Изменить стиль страницы

XIII. Чирок

Мне живо помнится один вечер. В камере шел обычнейший разговор о том, что «у нас-де дурное правительство — не выпускает арестантов на волю, а держит их до срока в тюрьме и всячески стязает». Кто-то спросил меня: что я об этом думаю? Признаюсь, я затруднился ответом на заданный так прямо вопрос.

— Ну, кого б вы из нас выпустили? — смеясь, спросил Гончаров. — Вот сейчас кого бы на волю выпустили?

Я оглянулся кругом и назвал своего соседа Кузьму Чирка, предмет общих шуток и насмешек, человека, казалось мне, вполне безобидного, попавшего в каторгу по какой-нибудь судебной ошибке. Все разразились оглушительным хохотом при моем ответе.
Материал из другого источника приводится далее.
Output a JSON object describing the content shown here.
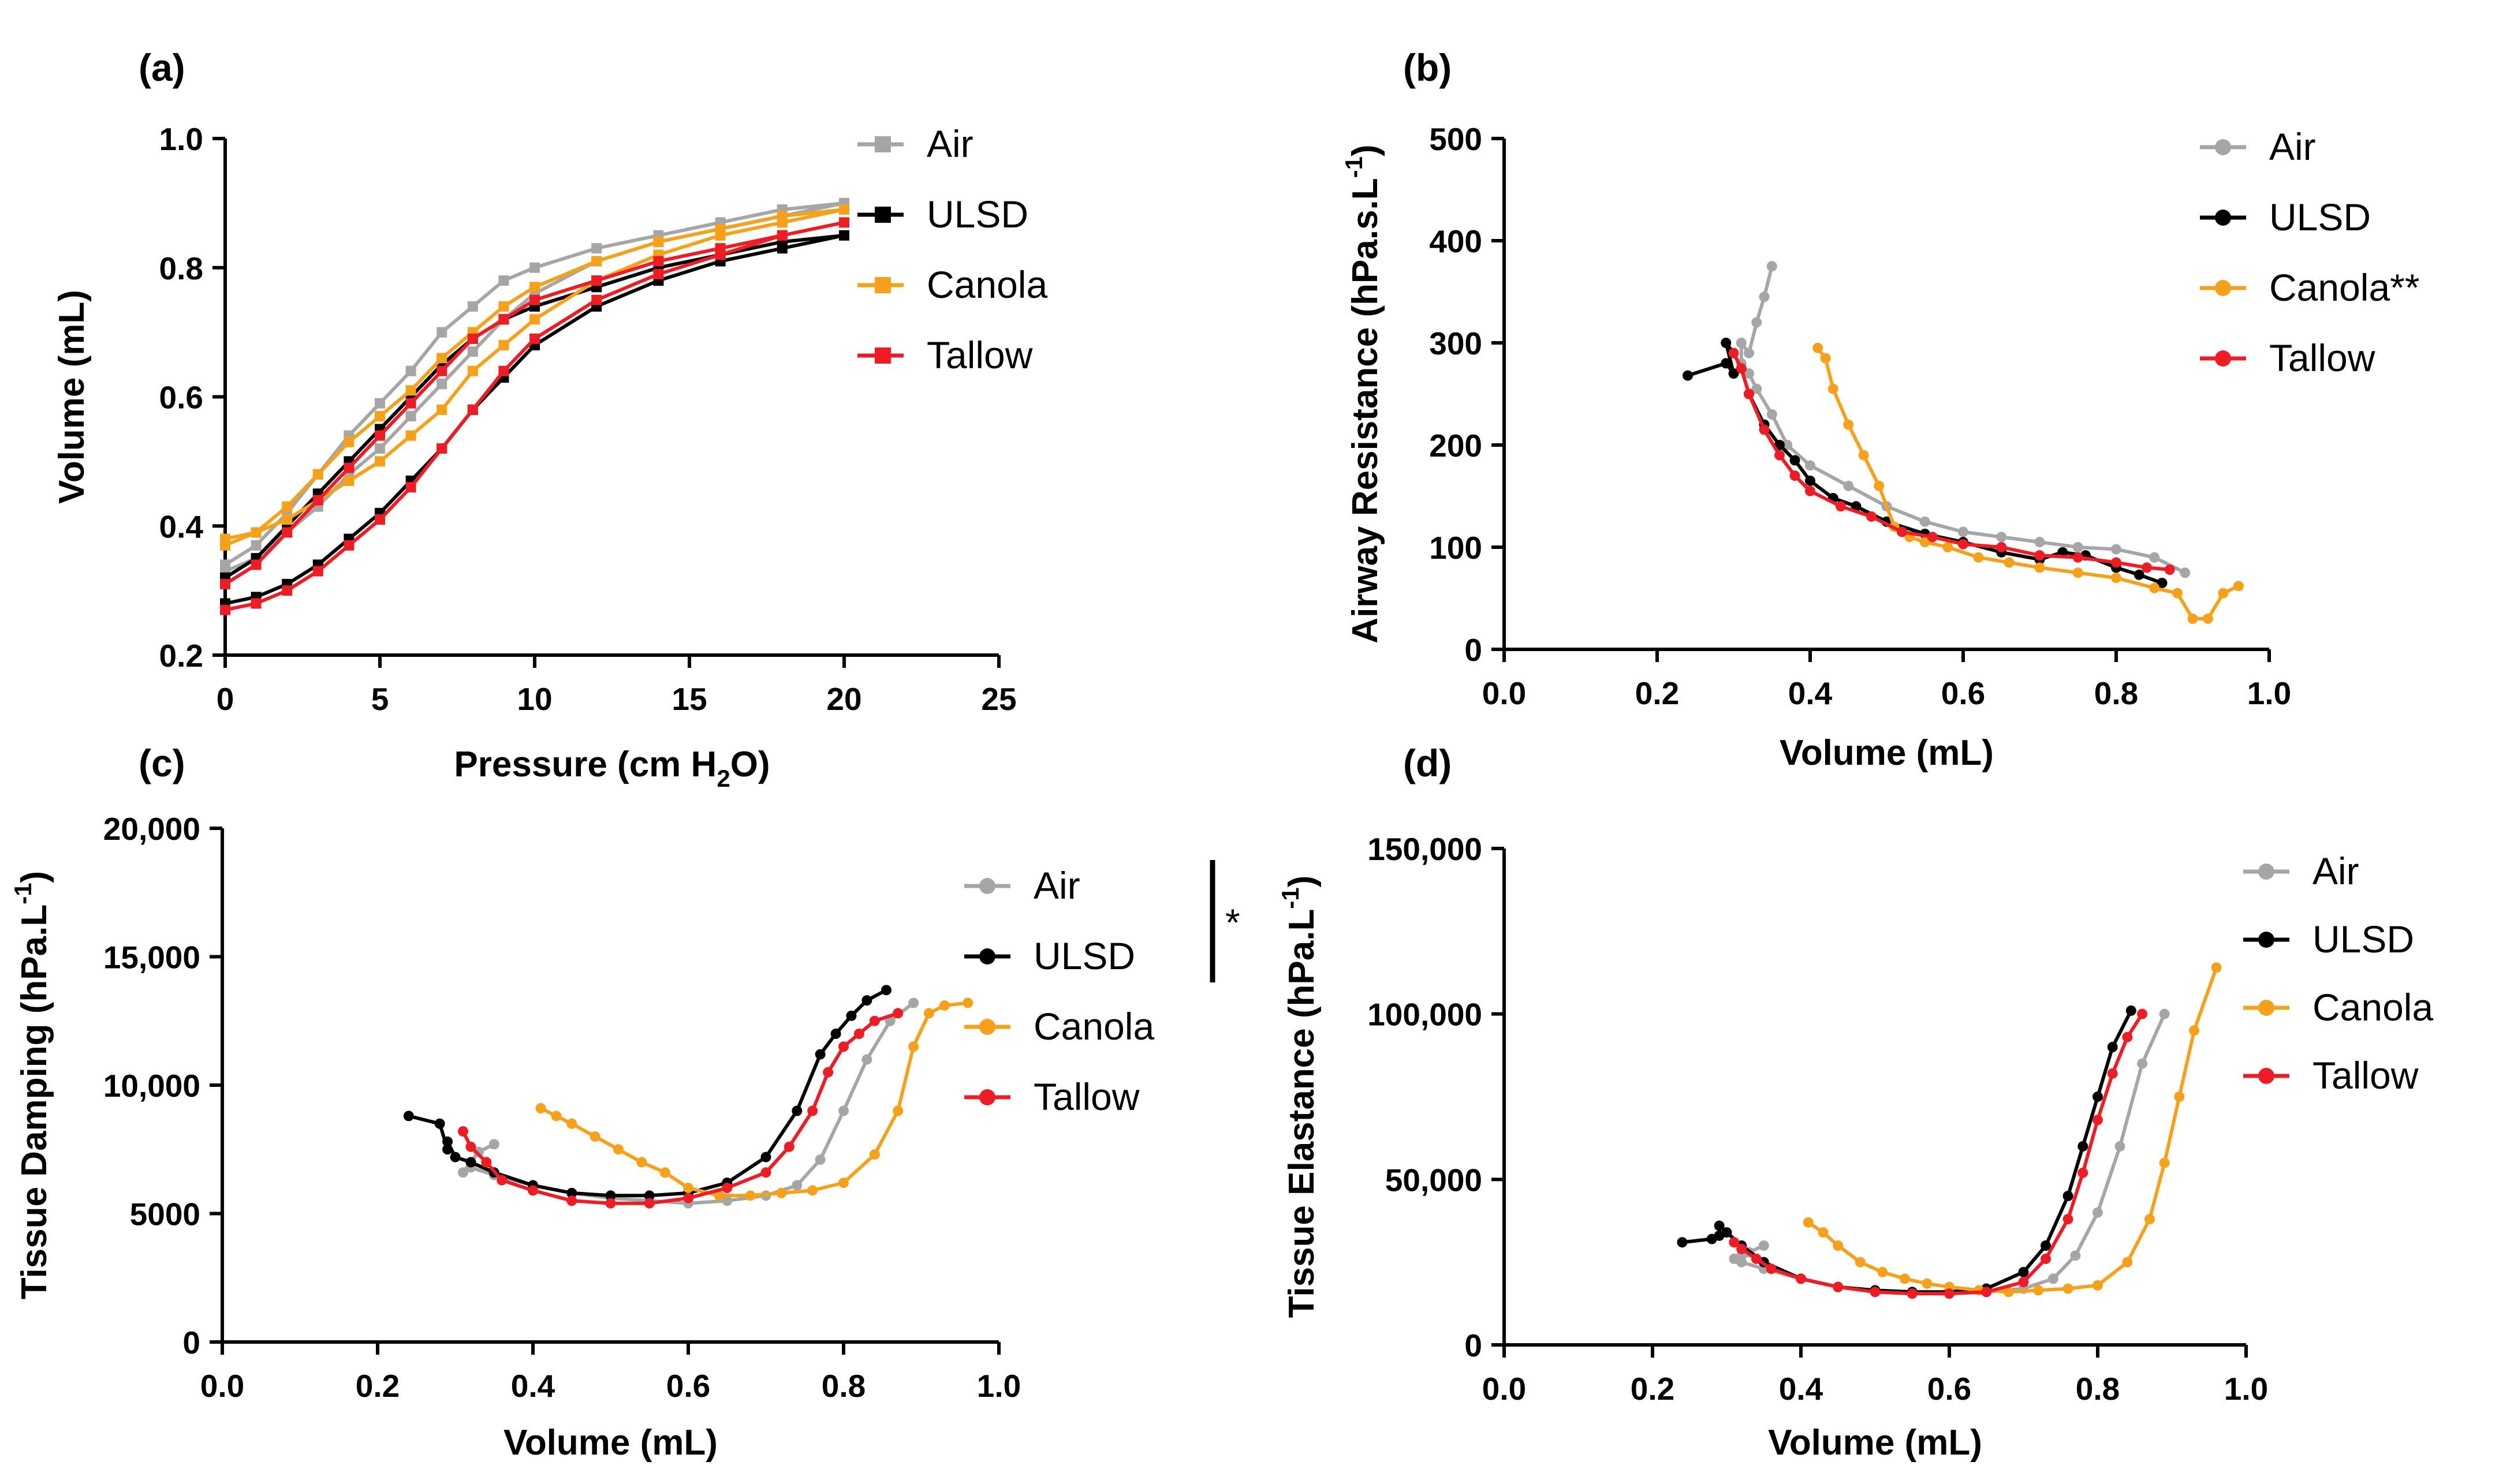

— Вот нашли черта! Да знаете ль вы, сколько он народу побил? Он не сказывал вам? Вы не смотрите, что он тихонький да ласковый, как теленок. В этой пермяцкой голове много хитрости заложено!

— Не верь, не верь, Миколаич! — закричал Чирок, лукаво ухмыляясь, — правду ты истинную молвил, святую правду. Давно б такого старичонку, как я, выпустить на волю пора!

— Да! чтоб ты еще пятерых спать навеки уклал?

— А разве вы пятерых, Чирок, уложили? — спросил я.

— Слухай ты их, Миколаич, они тебе наскажут. Я совсем безвинно страдаю.

— За что же?

— За брата. Он полюбовницу убил, а я подсобил ему в мужнин погреб ее спустить.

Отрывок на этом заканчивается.